Aside from a “based on a true story” claim, The Exorcism of Emily Rose dares us to disbelieve by listing doctors as consultants to the story.

Too bad this slogging, slow two-hour movie unfolds like a visual version of a dry doctoral thesis in paranormal studies. It wants to be sterner and more serious than the average horror movie, but gets fatally lost in its own babble.

By examining a failed exorcism’s aftermath in a courtroom setting, Emily Rose would like to combine John Grisham’s convoluted legalese with Dean R. Koontz’s faith-oriented spooks. Too bad both authors’ pulpy jolts have been expelled from the body of this retro-horror wannabe.

The best to be said of the usually excellent Laura Linney is that she boasts her best onscreen tan since Congo. She stars as Erin Bruner, a junior-partner lawyer who “wants her name on the door” in exchange for defending the touchy, tricky case of fallen priest Father Moore (Tom Wilkinson).

He’s on trial for negligent homicide in the death of Emily Rose (Jennifer Carpenter), a college student allegedly possessed by the devil who died after Moore’s arduous, unsuccessful exorcism. Naturally, as Moore tells Erin, “evil forces surround this trial,” as does mow-’em-down prosecutor Evan Thomas (Campbell Scott, who barely bothers to twirl his Charlie Chaplin-style mustache).

The problem with director Scott Derrickson’s interminable courtroom scenes is that he intends for them to be taken seriously when they are, in fact, caricatures. That would be fine if any of the actors appeared genuinely in creating cornball fireworks. There are brief objections and conferences at the bench, but there is plenty of bloated banality in all of the witness questioning.

Nearly all of Emily Rose feels like good actors getting together on a lark for a fat paycheck. The Exorcist boasted fine actors, too, but it was in-your-face provocative where Emily Rose is bumbling and pedestrian.

All these actors had to do was recite courtroom dialogue and occasionally rise from sleep to experience some spookiness at 3 a.m., this horror movie’s appointed Time At Which Spooky Things Happen. (Father Moore even sucks the fun out of that with his overly mannered explanation.)

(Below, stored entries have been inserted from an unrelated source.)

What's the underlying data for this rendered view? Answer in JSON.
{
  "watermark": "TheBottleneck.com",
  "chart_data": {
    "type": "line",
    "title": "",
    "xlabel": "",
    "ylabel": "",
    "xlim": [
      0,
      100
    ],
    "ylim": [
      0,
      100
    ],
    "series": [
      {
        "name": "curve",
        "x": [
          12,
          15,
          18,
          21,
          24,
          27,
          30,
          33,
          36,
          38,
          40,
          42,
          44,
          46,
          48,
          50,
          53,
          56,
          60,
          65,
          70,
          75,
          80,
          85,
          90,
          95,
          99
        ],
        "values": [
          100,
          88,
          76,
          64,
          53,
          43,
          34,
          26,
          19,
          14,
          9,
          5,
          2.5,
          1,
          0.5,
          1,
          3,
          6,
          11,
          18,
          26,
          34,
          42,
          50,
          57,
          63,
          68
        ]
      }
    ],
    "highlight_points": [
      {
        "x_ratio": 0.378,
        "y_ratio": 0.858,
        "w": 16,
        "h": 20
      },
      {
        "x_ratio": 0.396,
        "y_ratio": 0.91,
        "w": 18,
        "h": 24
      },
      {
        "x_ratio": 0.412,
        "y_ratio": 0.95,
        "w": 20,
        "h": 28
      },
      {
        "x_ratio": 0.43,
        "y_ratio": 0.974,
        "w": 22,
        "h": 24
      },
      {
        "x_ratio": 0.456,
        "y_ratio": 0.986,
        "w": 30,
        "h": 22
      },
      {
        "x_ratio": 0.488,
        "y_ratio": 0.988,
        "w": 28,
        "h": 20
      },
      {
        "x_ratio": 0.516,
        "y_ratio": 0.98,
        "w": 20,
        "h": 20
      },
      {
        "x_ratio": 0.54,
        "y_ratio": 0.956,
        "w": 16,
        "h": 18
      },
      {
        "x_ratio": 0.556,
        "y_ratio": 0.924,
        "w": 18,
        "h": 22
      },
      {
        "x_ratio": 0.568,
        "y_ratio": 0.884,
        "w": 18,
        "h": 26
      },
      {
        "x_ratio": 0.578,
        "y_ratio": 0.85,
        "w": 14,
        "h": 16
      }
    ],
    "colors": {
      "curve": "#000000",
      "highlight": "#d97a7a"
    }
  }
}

Whenever the movie attempts to wrack the nerves, it recycles The Exorcist’s beats — the devil’s image in the windowpane, freaky bone cracking and body bending, girlish waifs speaking with old man’s voices. About all Emily does differently from Regan is not suggesting what Father Moore’s mother might do in hell. This is, after all, a PG-13 movie.

Like other mostly bad PG-13 horror movies, Derrickson tries to attach scary atmosphere to everyday objects, such as turkey, pie and pigeons. Later, Emily becomes able to command cats to do her bidding and instigates a horse stampede for no other reason than that the film needs action.

Derrickson also cuts to a silly flashback during the movie’s most interesting moment and rips off one camera trick from Requiem for a Dream. Maybe it’s to be expected from the co-writer of Urban Legend: Final Cut. His and Paul Harris Boardman’s script has delectably dumb lines like “I never knew how dead I was until I met her” and “The forces inside her. Y’know, the demons.”

The movie’s attempt to have a fuzzy Christian feel at the end rings false as well. It’s hard to feel Emily’s spiritual struggle when we see her as a normal girl for all of 30 seconds before she becomes a vehicle for gory makeup and visual effects. Unquestionably, this is one of the year’s worst movies.